Viral ‘3 drink theory’ describes the ultimate beverage trifecta
A sound on TikTok about staying supremely hydrated has become more than a trend — it’s a way of life.
On Oct. 11, 2021, Sophia Wilson Pelton, a Brooklyn, New York cafe worker, comedian, writer and model, tweeted a thought that would eventually become an internet phenomenon.
To me, the height of luxury is drinking three liquids at once: one for hydration, one for energy, and one for fun (ex: water, matcha, spindrift.)
— Soph (@sophiawpelton) October 11, 2021
“To me, the height of luxury is drinking three liquids at once,” wrote Wilson Pelton, who uses they/them pronouns, in a tweet that garnered over 34,000 likes. “One for hydration, one for energy, and one for fun (ex: water, matcha, spindrift.)”
Wilson Pelton then re-created their tweet in TikTok form a couple days late, reiterating the same thought but adding a little bit of additional context, and then the clip went viral in a very unique way.
“It could be water, matcha, Spindrift. It could even be water, vodka, Red Bull. It could be bloody mary, coffee, water, whatever you want. But, in those moments, I just feel like I have it all,” they said in a TikTok that has more than 438,000 views. “I’m living large and I am a little prince. It’s like, caffeinate, alleviate, hydrate.”
Commenters enthusiastically agreed with the creator, with some sharing their own experiences with their " “emotional support beverages.”
“Caffeinate, alleviate, hydrate is the new live, laugh, love,” commented one TikTok user.
“1) coffee (to temporarily forget i’m depressed, 2) mint tea for coffee breath/ quells caffeine anxiety, 3) emotional support water bottle, untouched,” another TikToker said in a comment, to which Wilson Pelton replied, “Killer line up.”
To this day, Wilson Pelton’s words have inspired others to come out as staunch supporters of the three drink theory. Since this video debuted on the internet, its sound has been used an astonishing 12,000 times in other TikToks, creating a liquid movement of sorts.
“How else am i supposed to live laugh love in these conditions,” wrote one TikToker in the caption of their video.
The video shows a bevvy trifecta — a smoothie, cucumber water and a coffee — while using Wilson Pelton’s voice in a video that garnered nearly 8 million views.
Other folks have used the sound to accompany videos of them showing off their desk drink trio of coffee, water and Coca-Cola, or taking an impromptu video while out to eat at a restaurant with a mimosa, a water and a Coke, or even while studying in the library with tea, water and a Starbucks drink.
Singer Mazie used the sound to show off her hangover beverage trio. In fact, the three drink theory even inspired a song called “Beverage Goblin.”
“A beverage goblin needs at least three drinks at a time.
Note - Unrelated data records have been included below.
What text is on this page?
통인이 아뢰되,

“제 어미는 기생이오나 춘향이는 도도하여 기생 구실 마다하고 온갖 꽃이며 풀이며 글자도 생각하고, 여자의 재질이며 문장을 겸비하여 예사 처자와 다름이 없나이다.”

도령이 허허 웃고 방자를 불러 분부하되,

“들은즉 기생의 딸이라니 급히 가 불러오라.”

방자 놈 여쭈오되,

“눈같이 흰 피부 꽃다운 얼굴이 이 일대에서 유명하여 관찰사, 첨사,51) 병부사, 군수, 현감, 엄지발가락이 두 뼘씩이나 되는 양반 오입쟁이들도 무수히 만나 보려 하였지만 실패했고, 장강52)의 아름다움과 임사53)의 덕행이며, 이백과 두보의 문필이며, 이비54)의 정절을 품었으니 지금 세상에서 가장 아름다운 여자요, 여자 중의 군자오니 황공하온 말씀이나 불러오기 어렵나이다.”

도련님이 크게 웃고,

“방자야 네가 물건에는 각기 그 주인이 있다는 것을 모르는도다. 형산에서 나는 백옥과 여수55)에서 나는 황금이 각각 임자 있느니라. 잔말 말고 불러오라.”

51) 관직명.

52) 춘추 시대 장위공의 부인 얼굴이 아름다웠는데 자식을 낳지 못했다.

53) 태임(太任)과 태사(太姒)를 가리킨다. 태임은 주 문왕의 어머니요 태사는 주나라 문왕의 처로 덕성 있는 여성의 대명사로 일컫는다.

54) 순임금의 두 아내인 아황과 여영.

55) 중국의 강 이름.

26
She needs them while she’s working for her body and mind,” sings TikToker @thecenteredlife in a little ditty that garnered nearly 7 million views. “One to hydrate, one to energize and one just for fun.”
Creator Unnecessary Inventions even designed a special cup with three compartments to go with the sound. And, of course, brands like Jack in the Box, Williams Sonoma and Chobani grabbed hold of Wilson Pelton’s words, using them for their own marketing purposes.
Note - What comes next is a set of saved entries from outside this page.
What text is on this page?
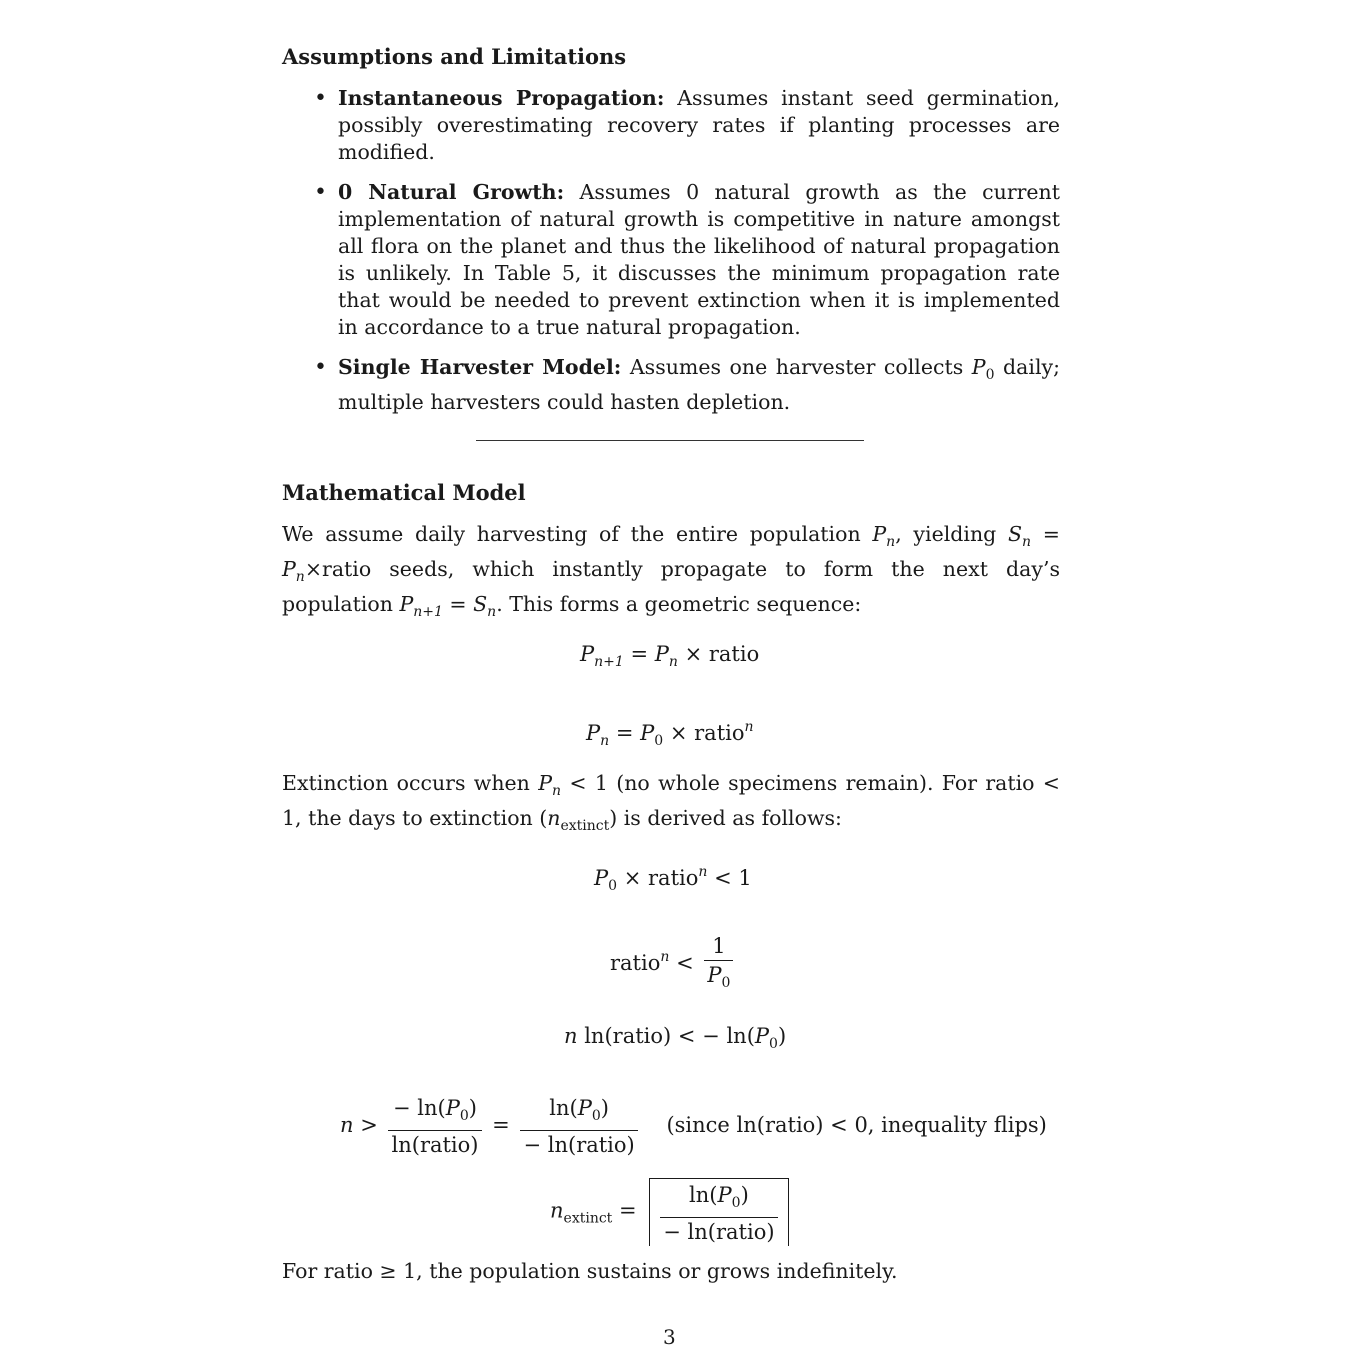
Assumptions and Limitations
• Instantaneous Propagation: Assumes instant seed germination, possibly overestimating recovery rates if planting processes are modified.
• 0 Natural Growth: Assumes 0 natural growth as the current implementation of natural growth is competitive in nature amongst all flora on the planet and thus the likelihood of natural propagation is unlikely. In Table 5, it discusses the minimum propagation rate that would be needed to prevent extinction when it is implemented in accordance to a true natural propagation.
• Single Harvester Model: Assumes one harvester collects $P_0$ daily; multiple harvesters could hasten depletion.
Mathematical Model
We assume daily harvesting of the entire population $P_n$, yielding $S_n$ = $P_n\times ratio$ seeds, which instantly propagate to form the next day’s population $P_{n+1} = S_n$. This forms a geometric sequence:
$P_{n+1} = P_n$ × ratio
$P_n = P_0$ × ratio$^n$
Extinction occurs when $P_n < 1$ (no whole specimens remain). For ratio < 1, the days to extinction $(n_{extinct})$ is derived as follows:
$P_0$ × ratio$^n$ < 1
ratio$^n$ < $\frac{1}{P_0}$
n ln(ratio) < − $\ln(P_0)$
$n > \frac{- \ln(P_0)}{\text{ln(ratio)}} = \frac{\ln(P_0)}{\text{− ln(ratio)}}$ (since ln(ratio) < 0, inequality flips)
$n_{extinct} = \frac{\ln(P_0)}{\text{− ln(ratio)}}$
For ratio ≥ 1, the population sustains or grows indefinitely.
3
For the originator of the three drink theory, Wilson Pelton says there has recently been a renewed interest in the sound, adding that they noticed pretty quickly that it was going viral for the first time back in 2021.
“I always like to have a lot of drinks and like constantly peeing and constantly consuming. That one just really caught on,” Wilson Pelton tells TODAY.com. “I was just alone in my room and thinking about it because I can’t have coffee without water. It just felt like it was true.”
“I think it was just literally people who truly just had three drinks in front of them and then were just watching the TikTok and being like, ‘Oh, I’m doing this right now,’” they say.
For Wilson Pelson, the virality of their theory is an ongoing adventure, two-plus years in the making. “I’ve had people tell me that they’ve had people say it to them in real life, like it’s a joke that they just came up with,” the creator continues.
“People are regularly still liking and still commenting on and still engaging with it, which is an interesting experience. For a long time, I don’t think I was fully aware of how viral it really was,” Wilson Pelton adds. “I would say that I created an internet meme at this point. It no longer belongs to me, it belongs to the internet.”